There are so many questions we could explore: How does Poe rely on first person narration as a way to tell his stories? Does he shift narrative perspective to third person within stories (i.e. using both “I” and “he”) or does he mostly pick one perspective for his tales? Might Poe use prepositions to layer his writing while drawing the reader in? Or, does Poe rely on forms of contradiction signaled by the frequency of but and not to keep his readers on their toes?
For now, however, I will save such inquiries for another day. I want instead to better understand all that dark diction readers traditionally associate with Poe.
Bring on the gore!
Visualizing Poe’s Diction of Gore and Horror
I scoured Poe’s stories for the words I associate most with gore and horror in writing and film, plucking out the top 50 that screamed loudest. To my surprise, Poe employs such words with monkish restraint. Yes, night and death get used with some respectable frequency, but all the rest? Not so much:
night (92), death (85), horror (43), terror (36), dead (28), blood (27), dark (27), pain (20), darkness (18), cat (15), corpse (15), violence (14), cry (12), violently (12), violent (11), deadly (10), terrors (8), horrors (7), murder (6), torture (6), painful (5), cats (3), darkest (3), pains (3), rotted (3), scream (3), screamed (3), tortured (3), cries (2), darker (2), deaths (2), murdered (2), night’s (2), nightly (2), screams (2), suffocating (2), violate (2), violation (2), cat’s (1), corpses (1), crying (1), deaden (1), deathful (1), kill (1), killed (1), pained (1), painfully (1), screaming (1), suffocation (1), torturer (1), tortures (1), violated (1)My list of the 50 most frequently used words I associate with gore and horror in Edgar Allan Poe’s short stories.

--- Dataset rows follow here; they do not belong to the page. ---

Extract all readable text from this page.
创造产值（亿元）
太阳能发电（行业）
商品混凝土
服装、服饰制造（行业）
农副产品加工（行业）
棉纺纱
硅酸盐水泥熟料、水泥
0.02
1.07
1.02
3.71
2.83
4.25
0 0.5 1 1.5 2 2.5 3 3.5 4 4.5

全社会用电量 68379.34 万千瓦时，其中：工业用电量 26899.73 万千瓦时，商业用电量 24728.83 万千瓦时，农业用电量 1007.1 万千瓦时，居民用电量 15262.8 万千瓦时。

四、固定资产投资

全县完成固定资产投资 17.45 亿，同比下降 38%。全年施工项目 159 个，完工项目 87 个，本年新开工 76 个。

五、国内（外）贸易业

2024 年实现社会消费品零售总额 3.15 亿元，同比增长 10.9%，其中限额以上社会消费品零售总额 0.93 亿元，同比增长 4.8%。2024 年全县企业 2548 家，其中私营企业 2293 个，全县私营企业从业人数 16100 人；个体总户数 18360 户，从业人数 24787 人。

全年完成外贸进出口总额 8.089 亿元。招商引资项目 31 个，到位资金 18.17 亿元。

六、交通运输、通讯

Take a look for yourself. Use the interactive pie charts below to compare how frequently different horrific words appear in Poe’s short stories. You will see what I mean.
The literary data and visualizations lead me to what might be Poe’s greatest twist: If you are looking for gore, Edgar Allan Poe is not you author. When he writes, the fact is Poe doesn’t rely as heavily on shocking diction as one might expect. Instead, Poe locks the reader into the story with suspicious narrators and characters whose unsavoriness (to put it mildly) unfolds gradually and often intimately.
For example, consider this excerpt from The Telltale Heart:
“True, nervous, very, very dreadfully nervous I had been and am, but why will say that I am mad?! The disease had sharpened my senses, not destroyed, not dulled them. Above all was the sense of hearing acute.”
Or, in this line from The Pit and the Pendulum:
“And then there stole into my fancy, like a rich musical note, the thought of what sweet rest there must be in the grave.”
Poe doesn’t appear to rely too heavily on lexical shock factors as I first assumed. Most of the time, he’s just patiently telling interesting stories with characters who are in some ways as relatable (what reader can’t relate with at least some feeling of madness?) as they are darkly extraordinary and even violent.
A Take Away
So what do the data tell readers about Poe? For me, I gained a new appreciation for how Edgar Allan Poe achieves the level of suspense he does. Poe knows readers fear not for themselves when they read. Readers fear for characters with whom they empathize: not that readers must like the characters, but readers do have to encounter characters in whose postlapsarian state they feel to be fit company. Then, when Poe presents sensational words like blood or corpse or horrors before the reader’s eyes, the words’ effects are felt all the more deeply. The reader doesn’t scream. What they do is far more aesthetically powerful, and the artful result of a story masterfully woven. They care.